Boxcryptor may be worth a look as an alternative to Cloudfogger.
https://www.boxcryptor.com/en
CryptSync can be used to sync encrypted copies of files to a cloud service.
http://stefanstools.sourceforge.net/CryptSync.html
Viivo from PKWare is another one if you’re encrypting for the cloud. http://www.viivo.com/ I’m going to miss Truecrypt’s containers, which I synchronized to the cloud.
I used Cloudfogger in the past but it hasn’t been updated since 2012, and I got no response from the developers. I think the project is dead.
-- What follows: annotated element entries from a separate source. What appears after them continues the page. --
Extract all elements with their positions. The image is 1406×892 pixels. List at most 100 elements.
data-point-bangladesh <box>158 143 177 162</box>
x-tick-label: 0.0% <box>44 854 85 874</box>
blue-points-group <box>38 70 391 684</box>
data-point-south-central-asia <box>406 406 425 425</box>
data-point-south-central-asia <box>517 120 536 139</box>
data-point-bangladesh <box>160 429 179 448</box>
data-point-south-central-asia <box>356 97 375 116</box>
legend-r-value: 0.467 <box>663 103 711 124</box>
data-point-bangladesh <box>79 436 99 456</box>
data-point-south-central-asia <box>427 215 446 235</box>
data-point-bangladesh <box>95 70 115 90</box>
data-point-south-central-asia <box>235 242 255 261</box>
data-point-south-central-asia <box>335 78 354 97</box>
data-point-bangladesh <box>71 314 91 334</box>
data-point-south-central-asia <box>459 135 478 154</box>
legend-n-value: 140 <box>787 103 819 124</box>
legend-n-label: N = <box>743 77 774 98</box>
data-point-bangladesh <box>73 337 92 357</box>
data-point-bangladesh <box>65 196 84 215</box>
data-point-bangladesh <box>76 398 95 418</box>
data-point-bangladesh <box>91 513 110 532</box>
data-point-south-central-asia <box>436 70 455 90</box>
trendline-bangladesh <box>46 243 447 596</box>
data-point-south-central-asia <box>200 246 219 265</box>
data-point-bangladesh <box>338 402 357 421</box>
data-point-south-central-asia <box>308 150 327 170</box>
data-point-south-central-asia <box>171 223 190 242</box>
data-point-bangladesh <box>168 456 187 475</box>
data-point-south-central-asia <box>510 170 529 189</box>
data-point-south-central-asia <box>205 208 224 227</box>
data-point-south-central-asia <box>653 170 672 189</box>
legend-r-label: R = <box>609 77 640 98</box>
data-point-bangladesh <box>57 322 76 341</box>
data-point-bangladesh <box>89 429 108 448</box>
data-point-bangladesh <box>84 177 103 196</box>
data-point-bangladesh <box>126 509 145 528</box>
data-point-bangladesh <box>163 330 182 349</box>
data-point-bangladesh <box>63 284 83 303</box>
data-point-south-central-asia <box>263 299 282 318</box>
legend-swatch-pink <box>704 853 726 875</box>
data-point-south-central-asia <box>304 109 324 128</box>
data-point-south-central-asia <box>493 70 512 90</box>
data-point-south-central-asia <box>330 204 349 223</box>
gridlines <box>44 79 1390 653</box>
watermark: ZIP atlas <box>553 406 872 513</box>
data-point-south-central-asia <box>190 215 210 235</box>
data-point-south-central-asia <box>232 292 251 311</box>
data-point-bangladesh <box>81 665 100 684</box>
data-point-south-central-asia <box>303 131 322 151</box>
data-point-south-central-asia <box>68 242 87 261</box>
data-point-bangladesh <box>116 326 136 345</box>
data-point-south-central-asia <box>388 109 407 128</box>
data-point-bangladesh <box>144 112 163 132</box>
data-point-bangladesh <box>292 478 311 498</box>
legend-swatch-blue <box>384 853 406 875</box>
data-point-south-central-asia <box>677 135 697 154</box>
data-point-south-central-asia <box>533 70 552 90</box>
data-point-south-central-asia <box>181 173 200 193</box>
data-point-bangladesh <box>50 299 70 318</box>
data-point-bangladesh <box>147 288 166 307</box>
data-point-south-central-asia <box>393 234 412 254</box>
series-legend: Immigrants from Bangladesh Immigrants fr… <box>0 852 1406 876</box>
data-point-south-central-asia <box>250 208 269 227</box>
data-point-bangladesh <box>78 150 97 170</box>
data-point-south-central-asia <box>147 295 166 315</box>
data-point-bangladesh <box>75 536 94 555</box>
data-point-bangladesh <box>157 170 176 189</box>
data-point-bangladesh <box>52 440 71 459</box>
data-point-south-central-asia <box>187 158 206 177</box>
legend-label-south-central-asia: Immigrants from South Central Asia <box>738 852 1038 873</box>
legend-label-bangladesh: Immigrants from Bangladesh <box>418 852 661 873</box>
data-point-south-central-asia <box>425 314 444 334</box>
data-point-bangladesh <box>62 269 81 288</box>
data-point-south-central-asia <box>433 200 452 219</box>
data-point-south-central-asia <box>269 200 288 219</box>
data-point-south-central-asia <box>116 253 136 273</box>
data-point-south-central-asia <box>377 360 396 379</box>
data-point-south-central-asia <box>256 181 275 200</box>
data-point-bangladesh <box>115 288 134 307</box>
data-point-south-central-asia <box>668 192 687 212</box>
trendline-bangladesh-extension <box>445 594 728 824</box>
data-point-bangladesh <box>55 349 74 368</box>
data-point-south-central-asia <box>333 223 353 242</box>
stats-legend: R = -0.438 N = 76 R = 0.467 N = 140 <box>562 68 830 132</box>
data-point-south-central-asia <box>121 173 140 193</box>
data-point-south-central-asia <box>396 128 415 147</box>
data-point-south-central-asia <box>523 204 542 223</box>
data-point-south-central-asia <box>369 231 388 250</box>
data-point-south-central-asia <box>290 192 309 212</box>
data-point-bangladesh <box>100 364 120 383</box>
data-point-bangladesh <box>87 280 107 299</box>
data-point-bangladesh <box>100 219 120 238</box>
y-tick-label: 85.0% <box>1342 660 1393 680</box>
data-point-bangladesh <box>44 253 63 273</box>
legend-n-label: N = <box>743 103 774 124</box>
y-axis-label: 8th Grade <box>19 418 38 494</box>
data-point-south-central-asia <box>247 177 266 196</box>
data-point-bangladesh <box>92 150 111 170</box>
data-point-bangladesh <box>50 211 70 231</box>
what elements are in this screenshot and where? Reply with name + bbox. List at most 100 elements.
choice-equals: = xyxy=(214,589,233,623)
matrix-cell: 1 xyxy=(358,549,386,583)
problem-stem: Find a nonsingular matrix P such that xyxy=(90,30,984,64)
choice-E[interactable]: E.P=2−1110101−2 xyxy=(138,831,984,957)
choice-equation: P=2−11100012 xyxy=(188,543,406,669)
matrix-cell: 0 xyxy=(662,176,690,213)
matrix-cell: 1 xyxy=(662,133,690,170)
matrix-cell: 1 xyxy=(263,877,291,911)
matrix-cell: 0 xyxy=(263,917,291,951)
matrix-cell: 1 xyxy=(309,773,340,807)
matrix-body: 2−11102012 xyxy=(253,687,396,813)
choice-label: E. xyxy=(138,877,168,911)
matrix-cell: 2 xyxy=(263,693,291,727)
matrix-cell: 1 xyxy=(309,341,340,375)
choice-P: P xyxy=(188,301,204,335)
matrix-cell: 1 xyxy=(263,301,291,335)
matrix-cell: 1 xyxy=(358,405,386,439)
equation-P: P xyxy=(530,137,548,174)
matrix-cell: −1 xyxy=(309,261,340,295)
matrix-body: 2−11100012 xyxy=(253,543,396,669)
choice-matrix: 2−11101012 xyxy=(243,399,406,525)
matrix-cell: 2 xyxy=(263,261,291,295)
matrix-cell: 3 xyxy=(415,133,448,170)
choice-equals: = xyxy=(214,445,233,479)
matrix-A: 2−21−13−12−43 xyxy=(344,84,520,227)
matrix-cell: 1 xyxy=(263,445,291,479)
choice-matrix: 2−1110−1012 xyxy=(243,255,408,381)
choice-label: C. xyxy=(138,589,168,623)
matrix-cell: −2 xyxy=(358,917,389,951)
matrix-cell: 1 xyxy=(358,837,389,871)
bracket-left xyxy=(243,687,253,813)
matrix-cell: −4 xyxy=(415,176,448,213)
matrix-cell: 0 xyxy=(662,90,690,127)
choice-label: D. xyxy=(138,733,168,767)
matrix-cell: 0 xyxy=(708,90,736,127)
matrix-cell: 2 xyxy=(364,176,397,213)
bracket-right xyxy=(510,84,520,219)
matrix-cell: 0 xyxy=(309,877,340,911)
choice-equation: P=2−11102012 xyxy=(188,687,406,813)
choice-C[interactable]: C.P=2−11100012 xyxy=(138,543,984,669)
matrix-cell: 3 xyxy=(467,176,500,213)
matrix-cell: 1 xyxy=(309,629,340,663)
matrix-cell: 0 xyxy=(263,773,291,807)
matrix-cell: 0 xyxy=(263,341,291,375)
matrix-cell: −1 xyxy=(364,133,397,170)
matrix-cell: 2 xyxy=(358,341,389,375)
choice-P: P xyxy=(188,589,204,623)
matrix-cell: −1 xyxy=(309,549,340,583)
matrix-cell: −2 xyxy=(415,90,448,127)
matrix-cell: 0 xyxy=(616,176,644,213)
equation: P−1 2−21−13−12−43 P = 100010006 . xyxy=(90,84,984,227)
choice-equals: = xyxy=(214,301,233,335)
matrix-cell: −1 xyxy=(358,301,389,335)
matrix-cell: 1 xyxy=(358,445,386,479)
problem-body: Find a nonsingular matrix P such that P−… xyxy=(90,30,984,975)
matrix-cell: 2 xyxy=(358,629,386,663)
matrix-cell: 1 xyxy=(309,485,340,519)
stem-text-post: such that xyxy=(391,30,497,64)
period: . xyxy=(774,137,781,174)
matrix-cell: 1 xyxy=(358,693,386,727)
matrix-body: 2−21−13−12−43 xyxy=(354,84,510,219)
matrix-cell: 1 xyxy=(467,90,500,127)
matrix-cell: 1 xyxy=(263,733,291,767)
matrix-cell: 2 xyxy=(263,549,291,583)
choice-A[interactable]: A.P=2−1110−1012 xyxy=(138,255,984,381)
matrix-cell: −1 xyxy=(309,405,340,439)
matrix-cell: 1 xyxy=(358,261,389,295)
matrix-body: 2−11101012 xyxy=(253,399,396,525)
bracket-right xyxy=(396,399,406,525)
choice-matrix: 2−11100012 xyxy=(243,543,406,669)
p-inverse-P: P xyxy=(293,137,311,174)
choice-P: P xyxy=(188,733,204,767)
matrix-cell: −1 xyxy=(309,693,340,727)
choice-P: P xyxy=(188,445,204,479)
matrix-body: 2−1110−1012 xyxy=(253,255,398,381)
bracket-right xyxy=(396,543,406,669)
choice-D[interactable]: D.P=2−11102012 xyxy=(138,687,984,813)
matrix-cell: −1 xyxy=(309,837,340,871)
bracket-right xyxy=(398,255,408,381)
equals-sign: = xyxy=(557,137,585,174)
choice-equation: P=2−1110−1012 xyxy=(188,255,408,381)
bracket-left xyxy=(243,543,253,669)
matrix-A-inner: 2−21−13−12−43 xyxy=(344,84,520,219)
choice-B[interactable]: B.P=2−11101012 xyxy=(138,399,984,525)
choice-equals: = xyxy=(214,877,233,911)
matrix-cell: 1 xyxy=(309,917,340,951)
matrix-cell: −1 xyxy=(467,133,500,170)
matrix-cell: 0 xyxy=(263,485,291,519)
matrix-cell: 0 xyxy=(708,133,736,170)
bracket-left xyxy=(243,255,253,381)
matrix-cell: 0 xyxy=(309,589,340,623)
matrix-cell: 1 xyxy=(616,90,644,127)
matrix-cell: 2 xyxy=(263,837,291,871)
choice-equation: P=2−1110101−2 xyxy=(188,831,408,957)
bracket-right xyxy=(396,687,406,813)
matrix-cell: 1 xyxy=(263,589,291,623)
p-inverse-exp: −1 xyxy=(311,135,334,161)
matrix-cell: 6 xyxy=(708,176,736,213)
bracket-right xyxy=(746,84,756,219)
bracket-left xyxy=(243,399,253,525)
​What about Cryptic Disk, guys?
Cryptic Disk 4 is free. Embedded TrueCrypt support:
http://www.exlade.com/cryptic-disk
This is the link: http://www.exlade.com/cryptic-disk
Cannot really say much about it as I have not used it. It is commercial and seems to support all core features of TrueCrypt including deniable encryption, plausible deniability and whole disk encryption but seemingly no system partition encryption.
Yikes! . . . and it’s also Expensive – – especially for the Ultimate edition which bundles the other versions of this software (into one program)!